CDW: Cloud application usage
This is underlined by the fact only 42% of those surveyed believe their current services and applications have the potential to operate in the cloud. Applications most commonly operated in the cloud are:
- Commodity applications such as email (50% of cloud users)
- File storage (39%)
- Web and video conferencing (36% and 32%)
- Online learning (34%)
Toward a Cloud Strategy
The CDW Cloud Computing Tracking Poll includes findings specific to each of eight industries surveyed during March 2011: Small businesses, medium businesses, large businesses, the Federal government, state and local governments, healthcare, higher education and K-12 public schools.
It included 150 individuals from each industry who identified themselves as familiar with their organization’s use of, or plans for, cloud computing.
CDW: Cloud adoption by enterprise sector
There were many different findings on the current use of cloud computing that can be divided, roughly, into four parts.
1. Adoption Strategy
Even though many companies are using at least one cloud-based application -- as many as 84% -- not many have a formal adoption strategy, with only around a quarter of them describing themselves as cloud users. Just over a third has a formal plan for cloud adoption.
2. ROI Considerations
While 84% also say they experienced cost reductions when they moved applications to the cloud, only one-third of IT managers believed that cloud applications will cost less than traditional applications.

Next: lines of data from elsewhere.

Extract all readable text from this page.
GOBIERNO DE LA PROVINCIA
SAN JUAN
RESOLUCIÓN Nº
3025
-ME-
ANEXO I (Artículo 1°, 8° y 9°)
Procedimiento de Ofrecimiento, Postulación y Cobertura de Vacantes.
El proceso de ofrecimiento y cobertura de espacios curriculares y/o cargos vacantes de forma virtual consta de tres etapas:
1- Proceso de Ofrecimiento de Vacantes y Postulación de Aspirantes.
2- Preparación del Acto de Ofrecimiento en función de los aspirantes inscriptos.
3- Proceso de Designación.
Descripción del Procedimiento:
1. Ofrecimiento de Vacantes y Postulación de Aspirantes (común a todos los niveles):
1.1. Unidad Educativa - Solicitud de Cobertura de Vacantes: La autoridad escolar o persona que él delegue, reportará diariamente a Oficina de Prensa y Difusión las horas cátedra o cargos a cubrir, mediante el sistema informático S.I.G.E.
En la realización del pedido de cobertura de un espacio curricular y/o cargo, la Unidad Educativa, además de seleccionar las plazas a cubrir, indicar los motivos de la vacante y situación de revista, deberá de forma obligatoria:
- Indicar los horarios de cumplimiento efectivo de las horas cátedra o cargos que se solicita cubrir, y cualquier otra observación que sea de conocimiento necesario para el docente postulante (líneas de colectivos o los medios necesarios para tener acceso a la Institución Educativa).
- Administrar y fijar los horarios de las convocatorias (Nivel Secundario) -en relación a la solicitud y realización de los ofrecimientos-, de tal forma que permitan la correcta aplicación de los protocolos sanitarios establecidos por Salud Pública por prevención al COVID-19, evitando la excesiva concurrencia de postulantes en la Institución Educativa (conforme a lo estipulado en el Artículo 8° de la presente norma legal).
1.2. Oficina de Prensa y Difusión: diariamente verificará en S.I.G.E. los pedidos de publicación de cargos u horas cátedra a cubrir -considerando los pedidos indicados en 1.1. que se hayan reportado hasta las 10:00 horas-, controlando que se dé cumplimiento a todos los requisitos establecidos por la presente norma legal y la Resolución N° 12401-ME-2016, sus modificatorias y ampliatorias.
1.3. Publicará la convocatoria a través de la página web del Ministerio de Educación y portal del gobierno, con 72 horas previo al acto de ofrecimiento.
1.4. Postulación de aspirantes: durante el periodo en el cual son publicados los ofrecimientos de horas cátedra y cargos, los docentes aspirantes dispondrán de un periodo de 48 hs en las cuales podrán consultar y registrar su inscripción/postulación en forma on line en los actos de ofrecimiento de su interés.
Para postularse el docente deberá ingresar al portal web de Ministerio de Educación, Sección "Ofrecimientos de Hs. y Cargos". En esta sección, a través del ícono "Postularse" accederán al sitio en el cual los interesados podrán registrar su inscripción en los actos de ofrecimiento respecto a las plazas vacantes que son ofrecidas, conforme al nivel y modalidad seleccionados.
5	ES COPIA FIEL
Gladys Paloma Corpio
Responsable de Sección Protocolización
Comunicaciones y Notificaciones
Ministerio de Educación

Security is again one of the main obstacles holding both current and potential users back, but many, including those who are using cloud applications at the moment, are not using the full potential of security applications available to them.
4. Future spending
Of current cloud users, only 34% believe that, by 2016, they will be spending even one-third of their budgets on cloud resources and applications, with those not currently using the cloud spending slightly more than one quarter (28%) of their budget on the same.
Cloud Computing Now
Five years is a long time in computing, and a very long time in cloud computing. The research doesn’t really explain whether it has distinguished between cloud computing proper and SaaS. It defined cloud computing as a “model for enabling convenient, on-demand access to a shared pool of configurable computing resources," so SaaS could indeed be included in the research.
If that’s the case, it is likely, given the recent Forrester research on IT spending, that in five years the figures will be considerably different than the ones that CDW have outlined.
You might recall that Forrester found that many organizations will be investing inSaaS, which is a subset of cloud computing rather than cloud computing per se, including the findings that25% of enterprises were already using it by the beginning of this year, and 14% using IaaS, 8% using PaaS and 6% using business-process-as-a-service.
That is not to say that the CDW research is inaccurate. CDW set out to give a picture of cloud computing and its use at the moment rather than to try to predict where it would be in the coming years.
CDW: Public and private cloud adoption
Do You Have a Cloud Strategy?
In that, the research has been successful. It shows that, apart from a current reluctance to invest in cloud computing now, many companies still appear to be unclear as to what it is, the benefits it might bring and even the fact that many are already using it to some extent.
It also shows that, despite the reported potential ROI and efficiency gains offered by cloud computing, a significant number of companies have yet to sit down and decide if, and how, they are going to use it.
In other words, many companies, according to the research, appear to be falling into cloud computing without a coherent strategy, and we have seen in other areas of computing where a lack of planning can lead, andthe efforts, both financial and organizational, required to “fix it” after the fact.